Слушаю его жалобы, а перед глазами почему-то встают видеокадры трофейной пленки. Казнь русского солдата в центре Урус-Мартана. Оскаленные, ненавидящие лица толпы. Грязная брань, плевки. Упивающийся безнаказанностью палач. Интересно, этот дед тоже был среди «зрителей»?..
«Рай под тенью сабель!» — такую надпись я увидел в Урус-Мартане на стене бывшего «Исламского университета». Что это, фанатичный девиз молодых ваххабитов или вековая мечта горных тейпов, известных своей непримиримостью и жестокостью? И как вообще сочетается понятие рая и тень сабель? Нет в Коране такого понятия. Не мечтал пророк о таком рае. Это уже из другой религии. Рай под тенью штыков строил Гитлер. В таком «раю» хорошо тем, у кого есть оружие, и настоящий ад для тех, у кого его нет.
Листаю телефонный справочник города Грозного за 91-й год — одни русские фамилии. Только все руководство — исполком, горком, профсоюзы, роно, директора, заведующие — чеченцы. В 91-м Грозный был русским городом. К декабрю 94-го две трети русских бежали из Чечни, почти пятьдесят тысяч русских были уничтожены и пропали без вести. Оставшиеся жили фактически на положении рабов. Такой вот «рай под тенью сабель» устроил здесь Дудаев.

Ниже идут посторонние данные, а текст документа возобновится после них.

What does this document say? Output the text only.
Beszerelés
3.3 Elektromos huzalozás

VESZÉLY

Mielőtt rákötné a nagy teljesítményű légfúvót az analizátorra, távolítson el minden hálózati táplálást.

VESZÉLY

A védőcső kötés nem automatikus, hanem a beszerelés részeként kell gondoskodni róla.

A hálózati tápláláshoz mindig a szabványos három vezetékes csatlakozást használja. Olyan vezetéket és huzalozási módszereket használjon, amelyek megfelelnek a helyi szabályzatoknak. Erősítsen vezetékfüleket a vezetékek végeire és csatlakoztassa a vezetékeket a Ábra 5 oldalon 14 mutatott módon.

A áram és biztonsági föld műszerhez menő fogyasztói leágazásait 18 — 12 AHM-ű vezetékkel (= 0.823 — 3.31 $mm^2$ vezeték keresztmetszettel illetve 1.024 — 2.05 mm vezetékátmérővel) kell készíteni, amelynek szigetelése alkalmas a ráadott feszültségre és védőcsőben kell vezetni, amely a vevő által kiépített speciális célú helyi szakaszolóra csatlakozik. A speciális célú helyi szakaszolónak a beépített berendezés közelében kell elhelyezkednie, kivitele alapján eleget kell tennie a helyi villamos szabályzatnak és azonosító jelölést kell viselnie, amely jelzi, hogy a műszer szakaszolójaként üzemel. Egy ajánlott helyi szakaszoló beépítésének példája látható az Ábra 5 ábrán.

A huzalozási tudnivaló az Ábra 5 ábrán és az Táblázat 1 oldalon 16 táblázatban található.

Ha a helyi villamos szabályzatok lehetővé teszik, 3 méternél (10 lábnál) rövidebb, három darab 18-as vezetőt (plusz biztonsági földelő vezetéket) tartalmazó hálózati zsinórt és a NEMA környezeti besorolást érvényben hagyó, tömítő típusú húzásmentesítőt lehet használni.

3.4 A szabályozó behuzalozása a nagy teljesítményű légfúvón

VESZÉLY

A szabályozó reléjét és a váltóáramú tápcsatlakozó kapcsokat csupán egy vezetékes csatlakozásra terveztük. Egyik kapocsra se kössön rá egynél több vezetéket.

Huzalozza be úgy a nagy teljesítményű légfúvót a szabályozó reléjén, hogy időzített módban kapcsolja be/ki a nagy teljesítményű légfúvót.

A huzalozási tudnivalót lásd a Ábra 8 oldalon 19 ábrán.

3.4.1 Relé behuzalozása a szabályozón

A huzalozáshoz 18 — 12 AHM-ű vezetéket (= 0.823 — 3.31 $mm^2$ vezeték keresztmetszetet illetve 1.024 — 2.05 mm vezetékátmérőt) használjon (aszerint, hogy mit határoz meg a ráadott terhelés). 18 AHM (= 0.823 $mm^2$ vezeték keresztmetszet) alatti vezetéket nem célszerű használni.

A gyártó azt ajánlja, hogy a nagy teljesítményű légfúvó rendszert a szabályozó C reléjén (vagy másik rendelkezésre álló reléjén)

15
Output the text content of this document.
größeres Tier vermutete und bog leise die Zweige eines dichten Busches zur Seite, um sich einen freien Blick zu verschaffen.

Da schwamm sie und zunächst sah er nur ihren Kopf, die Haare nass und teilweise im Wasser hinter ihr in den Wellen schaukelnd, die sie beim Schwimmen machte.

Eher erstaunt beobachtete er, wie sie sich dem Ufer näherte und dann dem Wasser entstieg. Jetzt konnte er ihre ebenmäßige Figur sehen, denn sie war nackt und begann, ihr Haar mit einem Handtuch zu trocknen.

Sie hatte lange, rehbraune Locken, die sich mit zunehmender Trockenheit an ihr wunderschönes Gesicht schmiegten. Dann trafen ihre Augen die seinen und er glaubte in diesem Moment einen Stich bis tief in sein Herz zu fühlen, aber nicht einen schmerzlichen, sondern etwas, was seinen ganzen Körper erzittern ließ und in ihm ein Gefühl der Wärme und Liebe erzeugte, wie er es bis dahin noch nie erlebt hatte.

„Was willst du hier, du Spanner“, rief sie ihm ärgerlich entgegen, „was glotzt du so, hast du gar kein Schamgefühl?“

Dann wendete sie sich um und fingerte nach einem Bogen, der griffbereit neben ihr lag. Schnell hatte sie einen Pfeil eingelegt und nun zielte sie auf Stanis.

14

Командир сводного дивизиона стопятидесятимиллиметровых гаубиц «Мета» Владимир Смелянский невысок, подвижен и улыбчив. Его штабной «кунг» стоит буквально в нескольких метрах от позиций батарей дивизиона. С ним его делит начальник штаба майор Нодар Абуладзе — круглолицый, плотный «настоящий» грузин, как его в шутку охарактеризовал Смелянский. Третьим обязательным номером боевого расчета является невысокий худенький солдатик, которого все почему-то зовут «Малыш». У Малыша талант к математике. В считаные секунды он в уме делает сложнейшие вычисления и сам может рассчитывать параметры для стрельбы. Перед Смелянским карга Грозного и большая тетрадь. Тренькает телефон.